Ein Negativbeispiel ist die Fränkische Landeszeitung (FLZ) aus Ansbach. Das Blatt, das aktuell (IVW 4/2010) auf eine verkaufte Auflage von 46.775 kommt, ist redaktionell im Netz überhaupt nicht vertreten. In der gedruckten Ausgabe ist es den Redakteuren nur in Ausnahmefällen erlaubt, Hinweise auf WWW- oder E-Mail-Adressen zu geben. Die praktisch Internet-freie Zeitung ist nicht nur für die Leser ärgerlich, sondern auch für andere Akteure, wie etwa die Ansbacher Volkshochschule, auf deren Website (mit Online-Anmeldemöglichkeit) nicht verwiesen werden darf. Warum die Zeitung so agiert, mag Chefredakteur Peter M. Szymanowski nicht erklären. „Zu internen Vorgängen“ nehme er nicht öffentlich Stellung, lässt er in einer – mit einer so genannten Angstklausel versehenen – E-Mail aus dem Sekretariat der FLZ-Geschäftsleitung ausrichten.

Die FLZ ist zwar eine unrühmliche Ausnahme, ein Blick in aktuelle Online- und Print-Ausgaben deutscher Zeitungen zeigt jedoch, dass die Möglichkeiten, Hinweise auf externe oder interne Seiten im Netz zu geben, immer noch nicht optimal ausgenutzt werden. „Verlinken Sie interessante Zusatzinformationen, intern und extern“, rät Peter Schink, Journalist und Gründer der Berliner Beratungsagentur Mediati: „Links sollte ein Redakteur dort setzen, wo sie für Leser einen Mehrwert bieten. Außerdem können Links zur Transparenz der journalistischen Leistung beitragen.“

Wie vielseitig Journalisten mit Links umgehen, lässt sich am besten anhand der Berichterstattung von Spiegel Online zur Loveparade-Katastrophe betrachten.
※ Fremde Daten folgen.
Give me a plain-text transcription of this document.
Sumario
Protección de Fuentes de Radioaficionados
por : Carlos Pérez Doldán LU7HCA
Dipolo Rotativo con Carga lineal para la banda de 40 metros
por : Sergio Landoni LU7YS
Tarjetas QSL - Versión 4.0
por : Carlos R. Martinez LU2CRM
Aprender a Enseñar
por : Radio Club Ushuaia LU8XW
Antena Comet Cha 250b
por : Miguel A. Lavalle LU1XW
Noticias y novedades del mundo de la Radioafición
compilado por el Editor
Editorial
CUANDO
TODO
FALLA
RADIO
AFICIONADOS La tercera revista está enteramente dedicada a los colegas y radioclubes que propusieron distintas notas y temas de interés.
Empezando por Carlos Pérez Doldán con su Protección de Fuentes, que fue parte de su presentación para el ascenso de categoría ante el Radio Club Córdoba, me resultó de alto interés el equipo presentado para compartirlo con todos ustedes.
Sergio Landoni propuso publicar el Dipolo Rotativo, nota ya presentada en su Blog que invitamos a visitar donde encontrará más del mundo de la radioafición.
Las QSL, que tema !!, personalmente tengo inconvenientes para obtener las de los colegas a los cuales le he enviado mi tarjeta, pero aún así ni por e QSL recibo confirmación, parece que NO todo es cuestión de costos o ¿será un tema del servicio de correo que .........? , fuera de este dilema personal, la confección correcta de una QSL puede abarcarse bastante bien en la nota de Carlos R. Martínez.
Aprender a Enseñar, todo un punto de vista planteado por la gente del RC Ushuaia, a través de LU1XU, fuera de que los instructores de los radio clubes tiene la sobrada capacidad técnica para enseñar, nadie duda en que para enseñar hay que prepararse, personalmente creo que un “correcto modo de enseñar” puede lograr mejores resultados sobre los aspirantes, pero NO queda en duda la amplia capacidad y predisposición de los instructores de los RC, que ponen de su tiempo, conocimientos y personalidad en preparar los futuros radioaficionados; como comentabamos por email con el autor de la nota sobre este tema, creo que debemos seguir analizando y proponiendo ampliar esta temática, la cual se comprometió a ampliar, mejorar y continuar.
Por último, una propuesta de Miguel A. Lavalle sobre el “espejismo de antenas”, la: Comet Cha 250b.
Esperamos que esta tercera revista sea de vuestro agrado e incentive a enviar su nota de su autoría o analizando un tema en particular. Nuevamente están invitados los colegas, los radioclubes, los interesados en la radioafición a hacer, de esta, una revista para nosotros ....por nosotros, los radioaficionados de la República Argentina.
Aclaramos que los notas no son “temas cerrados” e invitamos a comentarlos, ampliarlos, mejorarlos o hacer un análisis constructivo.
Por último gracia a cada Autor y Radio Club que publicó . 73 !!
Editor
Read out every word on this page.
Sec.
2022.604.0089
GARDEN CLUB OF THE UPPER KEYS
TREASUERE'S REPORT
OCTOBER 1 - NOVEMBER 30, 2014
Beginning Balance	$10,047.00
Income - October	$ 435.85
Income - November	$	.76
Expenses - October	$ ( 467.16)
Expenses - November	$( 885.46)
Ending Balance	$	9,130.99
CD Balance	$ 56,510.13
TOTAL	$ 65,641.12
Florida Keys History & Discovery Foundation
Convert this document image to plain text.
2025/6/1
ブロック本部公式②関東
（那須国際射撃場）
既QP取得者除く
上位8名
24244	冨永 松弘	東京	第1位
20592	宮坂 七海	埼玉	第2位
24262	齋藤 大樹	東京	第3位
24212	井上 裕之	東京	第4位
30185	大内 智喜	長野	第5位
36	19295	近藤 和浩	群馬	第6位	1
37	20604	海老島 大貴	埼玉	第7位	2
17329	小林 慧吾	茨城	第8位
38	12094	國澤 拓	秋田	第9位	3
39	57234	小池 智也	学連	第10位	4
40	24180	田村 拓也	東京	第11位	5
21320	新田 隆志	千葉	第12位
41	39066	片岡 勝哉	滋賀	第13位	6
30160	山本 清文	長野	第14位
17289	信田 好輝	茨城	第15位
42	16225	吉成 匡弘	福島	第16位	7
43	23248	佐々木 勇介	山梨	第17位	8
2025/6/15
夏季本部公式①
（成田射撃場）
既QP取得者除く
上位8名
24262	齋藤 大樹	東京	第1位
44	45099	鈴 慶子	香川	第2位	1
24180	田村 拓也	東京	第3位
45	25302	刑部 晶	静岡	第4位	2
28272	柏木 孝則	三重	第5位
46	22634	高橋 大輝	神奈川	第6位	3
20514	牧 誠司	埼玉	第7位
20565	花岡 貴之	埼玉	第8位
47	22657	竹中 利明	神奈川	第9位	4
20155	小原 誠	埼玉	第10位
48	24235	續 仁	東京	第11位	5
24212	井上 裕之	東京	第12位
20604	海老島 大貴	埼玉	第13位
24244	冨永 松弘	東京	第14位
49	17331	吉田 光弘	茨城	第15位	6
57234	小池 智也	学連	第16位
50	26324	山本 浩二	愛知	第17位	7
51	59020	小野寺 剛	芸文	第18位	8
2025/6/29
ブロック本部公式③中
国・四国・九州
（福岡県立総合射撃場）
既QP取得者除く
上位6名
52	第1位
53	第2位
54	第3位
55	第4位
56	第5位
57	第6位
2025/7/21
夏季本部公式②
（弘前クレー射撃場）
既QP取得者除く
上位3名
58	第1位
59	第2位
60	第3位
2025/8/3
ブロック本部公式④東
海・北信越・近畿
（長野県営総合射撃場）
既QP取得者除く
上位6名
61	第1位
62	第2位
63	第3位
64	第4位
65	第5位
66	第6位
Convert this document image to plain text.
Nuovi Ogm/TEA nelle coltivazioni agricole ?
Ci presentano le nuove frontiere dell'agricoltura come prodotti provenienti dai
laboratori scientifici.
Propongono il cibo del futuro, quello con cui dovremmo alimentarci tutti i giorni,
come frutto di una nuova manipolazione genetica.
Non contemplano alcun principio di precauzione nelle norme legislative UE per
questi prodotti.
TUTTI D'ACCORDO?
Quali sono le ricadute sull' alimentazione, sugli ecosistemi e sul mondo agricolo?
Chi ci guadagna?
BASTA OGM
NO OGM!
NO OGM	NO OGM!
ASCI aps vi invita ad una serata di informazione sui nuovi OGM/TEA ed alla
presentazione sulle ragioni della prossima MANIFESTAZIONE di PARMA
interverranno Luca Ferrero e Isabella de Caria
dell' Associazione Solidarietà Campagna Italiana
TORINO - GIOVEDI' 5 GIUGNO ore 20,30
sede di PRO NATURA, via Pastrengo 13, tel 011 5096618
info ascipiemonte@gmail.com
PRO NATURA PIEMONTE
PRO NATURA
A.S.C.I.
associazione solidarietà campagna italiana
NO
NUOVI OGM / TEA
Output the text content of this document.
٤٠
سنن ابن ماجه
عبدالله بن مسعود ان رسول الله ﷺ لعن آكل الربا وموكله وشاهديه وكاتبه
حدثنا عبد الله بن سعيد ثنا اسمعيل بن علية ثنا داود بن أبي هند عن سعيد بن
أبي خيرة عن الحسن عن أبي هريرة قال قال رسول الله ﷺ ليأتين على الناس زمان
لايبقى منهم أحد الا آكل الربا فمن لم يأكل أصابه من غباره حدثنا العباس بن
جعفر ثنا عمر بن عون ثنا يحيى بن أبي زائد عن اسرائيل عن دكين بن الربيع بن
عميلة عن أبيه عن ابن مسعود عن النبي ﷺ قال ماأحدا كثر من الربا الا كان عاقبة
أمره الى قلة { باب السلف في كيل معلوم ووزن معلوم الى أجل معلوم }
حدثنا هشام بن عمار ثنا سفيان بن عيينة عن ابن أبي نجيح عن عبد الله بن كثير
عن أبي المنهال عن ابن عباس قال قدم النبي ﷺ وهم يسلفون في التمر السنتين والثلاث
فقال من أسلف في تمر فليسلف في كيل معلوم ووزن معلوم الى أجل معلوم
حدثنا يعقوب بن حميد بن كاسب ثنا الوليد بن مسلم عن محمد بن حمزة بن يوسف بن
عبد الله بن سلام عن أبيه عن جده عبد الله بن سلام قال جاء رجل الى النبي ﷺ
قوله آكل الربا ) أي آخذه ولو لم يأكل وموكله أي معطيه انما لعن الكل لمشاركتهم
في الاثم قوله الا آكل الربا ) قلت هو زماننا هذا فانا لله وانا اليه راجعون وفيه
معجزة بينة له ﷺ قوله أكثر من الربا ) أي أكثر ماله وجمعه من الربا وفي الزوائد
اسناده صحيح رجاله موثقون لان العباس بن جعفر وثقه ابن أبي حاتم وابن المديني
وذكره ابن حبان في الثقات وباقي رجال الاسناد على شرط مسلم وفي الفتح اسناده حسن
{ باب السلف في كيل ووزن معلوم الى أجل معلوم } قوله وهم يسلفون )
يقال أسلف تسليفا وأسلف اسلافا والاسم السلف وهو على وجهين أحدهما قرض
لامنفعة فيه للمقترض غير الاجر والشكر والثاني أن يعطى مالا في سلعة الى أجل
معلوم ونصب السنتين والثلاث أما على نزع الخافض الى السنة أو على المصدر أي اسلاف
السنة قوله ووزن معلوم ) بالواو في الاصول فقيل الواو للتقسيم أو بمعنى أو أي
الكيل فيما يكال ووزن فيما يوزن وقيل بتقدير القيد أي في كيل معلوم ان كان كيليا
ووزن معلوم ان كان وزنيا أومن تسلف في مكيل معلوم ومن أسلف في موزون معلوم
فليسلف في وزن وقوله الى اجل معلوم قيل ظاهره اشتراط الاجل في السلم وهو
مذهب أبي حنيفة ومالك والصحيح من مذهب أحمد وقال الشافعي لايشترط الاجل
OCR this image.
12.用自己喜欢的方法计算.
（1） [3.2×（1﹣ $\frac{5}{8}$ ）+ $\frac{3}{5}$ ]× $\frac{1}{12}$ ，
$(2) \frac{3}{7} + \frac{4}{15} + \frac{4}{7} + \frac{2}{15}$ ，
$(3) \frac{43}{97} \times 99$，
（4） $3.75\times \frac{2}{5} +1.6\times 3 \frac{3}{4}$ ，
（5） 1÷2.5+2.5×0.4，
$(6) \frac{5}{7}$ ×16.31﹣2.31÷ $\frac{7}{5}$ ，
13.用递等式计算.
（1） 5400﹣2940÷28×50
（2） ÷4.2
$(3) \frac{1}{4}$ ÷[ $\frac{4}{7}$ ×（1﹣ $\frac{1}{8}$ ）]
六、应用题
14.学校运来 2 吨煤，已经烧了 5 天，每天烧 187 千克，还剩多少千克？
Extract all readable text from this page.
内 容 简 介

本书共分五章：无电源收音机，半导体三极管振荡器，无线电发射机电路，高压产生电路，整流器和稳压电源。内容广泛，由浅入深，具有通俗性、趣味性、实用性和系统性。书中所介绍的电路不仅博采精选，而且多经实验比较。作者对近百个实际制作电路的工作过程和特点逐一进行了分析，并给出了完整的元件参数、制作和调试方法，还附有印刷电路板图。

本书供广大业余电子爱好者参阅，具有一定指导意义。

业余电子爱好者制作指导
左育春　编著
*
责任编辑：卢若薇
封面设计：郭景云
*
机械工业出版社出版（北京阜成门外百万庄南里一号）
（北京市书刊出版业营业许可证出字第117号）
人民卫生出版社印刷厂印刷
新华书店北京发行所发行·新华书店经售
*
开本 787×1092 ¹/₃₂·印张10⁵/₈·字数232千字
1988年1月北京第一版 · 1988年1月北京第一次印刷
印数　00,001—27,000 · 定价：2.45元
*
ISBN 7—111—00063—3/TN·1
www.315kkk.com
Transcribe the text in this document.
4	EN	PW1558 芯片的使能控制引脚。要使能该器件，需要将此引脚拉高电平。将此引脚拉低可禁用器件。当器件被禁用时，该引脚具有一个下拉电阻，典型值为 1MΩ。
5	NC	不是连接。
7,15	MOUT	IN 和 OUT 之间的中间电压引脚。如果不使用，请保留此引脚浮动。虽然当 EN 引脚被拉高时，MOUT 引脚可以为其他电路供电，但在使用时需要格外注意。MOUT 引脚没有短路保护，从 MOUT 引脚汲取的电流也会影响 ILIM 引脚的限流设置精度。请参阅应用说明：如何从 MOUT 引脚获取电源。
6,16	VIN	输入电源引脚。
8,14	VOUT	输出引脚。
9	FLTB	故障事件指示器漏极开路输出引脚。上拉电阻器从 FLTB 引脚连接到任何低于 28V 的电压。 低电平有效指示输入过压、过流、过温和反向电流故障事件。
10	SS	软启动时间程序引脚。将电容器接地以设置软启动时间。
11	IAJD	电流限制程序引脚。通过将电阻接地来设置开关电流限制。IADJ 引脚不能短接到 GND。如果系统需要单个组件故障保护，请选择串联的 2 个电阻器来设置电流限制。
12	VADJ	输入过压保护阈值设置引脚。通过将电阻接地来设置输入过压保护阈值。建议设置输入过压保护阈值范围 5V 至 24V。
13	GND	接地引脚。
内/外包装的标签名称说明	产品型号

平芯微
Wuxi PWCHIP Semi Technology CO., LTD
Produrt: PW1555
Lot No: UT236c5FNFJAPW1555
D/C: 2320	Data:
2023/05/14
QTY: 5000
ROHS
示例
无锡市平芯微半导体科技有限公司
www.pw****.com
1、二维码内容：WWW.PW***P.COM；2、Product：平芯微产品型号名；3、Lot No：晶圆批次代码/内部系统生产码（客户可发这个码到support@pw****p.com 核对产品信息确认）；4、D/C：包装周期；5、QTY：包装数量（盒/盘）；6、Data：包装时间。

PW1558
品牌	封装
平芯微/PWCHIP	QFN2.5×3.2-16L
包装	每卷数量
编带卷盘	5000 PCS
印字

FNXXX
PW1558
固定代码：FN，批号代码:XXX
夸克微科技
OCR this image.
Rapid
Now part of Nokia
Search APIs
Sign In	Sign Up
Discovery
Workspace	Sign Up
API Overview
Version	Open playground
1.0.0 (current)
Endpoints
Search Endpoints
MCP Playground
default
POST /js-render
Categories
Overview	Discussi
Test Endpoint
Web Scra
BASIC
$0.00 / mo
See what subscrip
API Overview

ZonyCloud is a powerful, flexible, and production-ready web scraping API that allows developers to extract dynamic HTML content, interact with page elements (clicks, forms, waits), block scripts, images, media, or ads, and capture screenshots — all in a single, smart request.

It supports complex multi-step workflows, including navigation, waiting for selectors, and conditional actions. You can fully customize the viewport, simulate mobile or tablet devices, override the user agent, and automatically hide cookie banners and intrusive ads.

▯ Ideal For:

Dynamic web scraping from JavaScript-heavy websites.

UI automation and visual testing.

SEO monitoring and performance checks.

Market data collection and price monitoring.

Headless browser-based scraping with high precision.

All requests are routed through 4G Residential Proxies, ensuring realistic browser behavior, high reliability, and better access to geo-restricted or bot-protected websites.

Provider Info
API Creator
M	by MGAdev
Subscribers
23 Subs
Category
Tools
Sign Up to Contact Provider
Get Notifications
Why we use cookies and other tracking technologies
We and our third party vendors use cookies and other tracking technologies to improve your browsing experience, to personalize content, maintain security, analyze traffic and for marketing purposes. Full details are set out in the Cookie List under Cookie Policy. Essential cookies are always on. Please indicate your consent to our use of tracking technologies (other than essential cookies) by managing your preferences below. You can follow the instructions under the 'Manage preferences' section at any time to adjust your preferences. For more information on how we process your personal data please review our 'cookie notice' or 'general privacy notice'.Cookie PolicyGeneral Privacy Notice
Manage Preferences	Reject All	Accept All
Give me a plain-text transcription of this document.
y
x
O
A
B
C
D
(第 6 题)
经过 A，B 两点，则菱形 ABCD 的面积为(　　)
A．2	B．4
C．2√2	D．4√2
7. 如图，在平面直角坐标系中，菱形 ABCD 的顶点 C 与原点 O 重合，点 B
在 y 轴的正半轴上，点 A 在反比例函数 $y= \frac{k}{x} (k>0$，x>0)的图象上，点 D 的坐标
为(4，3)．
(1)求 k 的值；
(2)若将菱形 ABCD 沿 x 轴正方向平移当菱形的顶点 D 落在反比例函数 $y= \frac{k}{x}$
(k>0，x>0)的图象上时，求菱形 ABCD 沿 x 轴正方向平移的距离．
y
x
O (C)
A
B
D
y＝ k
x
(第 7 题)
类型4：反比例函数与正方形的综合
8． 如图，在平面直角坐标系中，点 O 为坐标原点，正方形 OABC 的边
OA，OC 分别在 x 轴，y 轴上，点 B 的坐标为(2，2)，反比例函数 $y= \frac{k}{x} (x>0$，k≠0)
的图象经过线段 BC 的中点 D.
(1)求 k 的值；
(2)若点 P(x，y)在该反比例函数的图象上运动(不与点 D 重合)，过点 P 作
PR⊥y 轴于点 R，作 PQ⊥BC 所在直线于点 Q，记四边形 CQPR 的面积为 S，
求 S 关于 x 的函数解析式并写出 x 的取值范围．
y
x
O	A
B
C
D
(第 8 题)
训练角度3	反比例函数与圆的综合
Dabei bieten die Redakteure sowohl positive wie negative Beispiele: Die vorhandenen Texte zum Thema sind übersichtlich angeordnet und sprachlich zumeist eindeutig verlinkt. Innerhalb der Fließtexte werden nur die wichtigsten Texte verlinkt, so das der Lesefluß kaum gestört wird. Auf Verweise zu archivierten Beiträgen wird großer Wert gelegt – neben den Nutzern „freuen“ sich auch Suchmaschinen über so einen Seitenaufbau. Externe Links verweisen auf Dokumente, die wegen ihrer Authenzität für die Nutzer interessant sein könnten.

Hierbei gibt es allerdings Mängel, die auch bei anderen Websites immer wieder auftauchen: „Erklärung des Duisburger OBs“ – hier fehlt eine Datumsangabe; „Protokoll des Kulturausschusses vom 19.12.2009“ – hier fehlt noch der Hinweis auf die Stadt Duisburg, außerdem führt der Link nur auf eine Übersichtsseite der Stadt Duisburg, hier müsste ein direkter Link auf das entsprechende Dokument erfolgen, sonst muss der Nutzer selber weiter suchen. Es ist von Fall zu Fall natürlich immer wieder zu entscheiden, ob man nun unbedingt einen Link auf solche Dokumente setzt. „Zu viele Links führen eher zu Informationsüberreizung“, sagt Peter Schink.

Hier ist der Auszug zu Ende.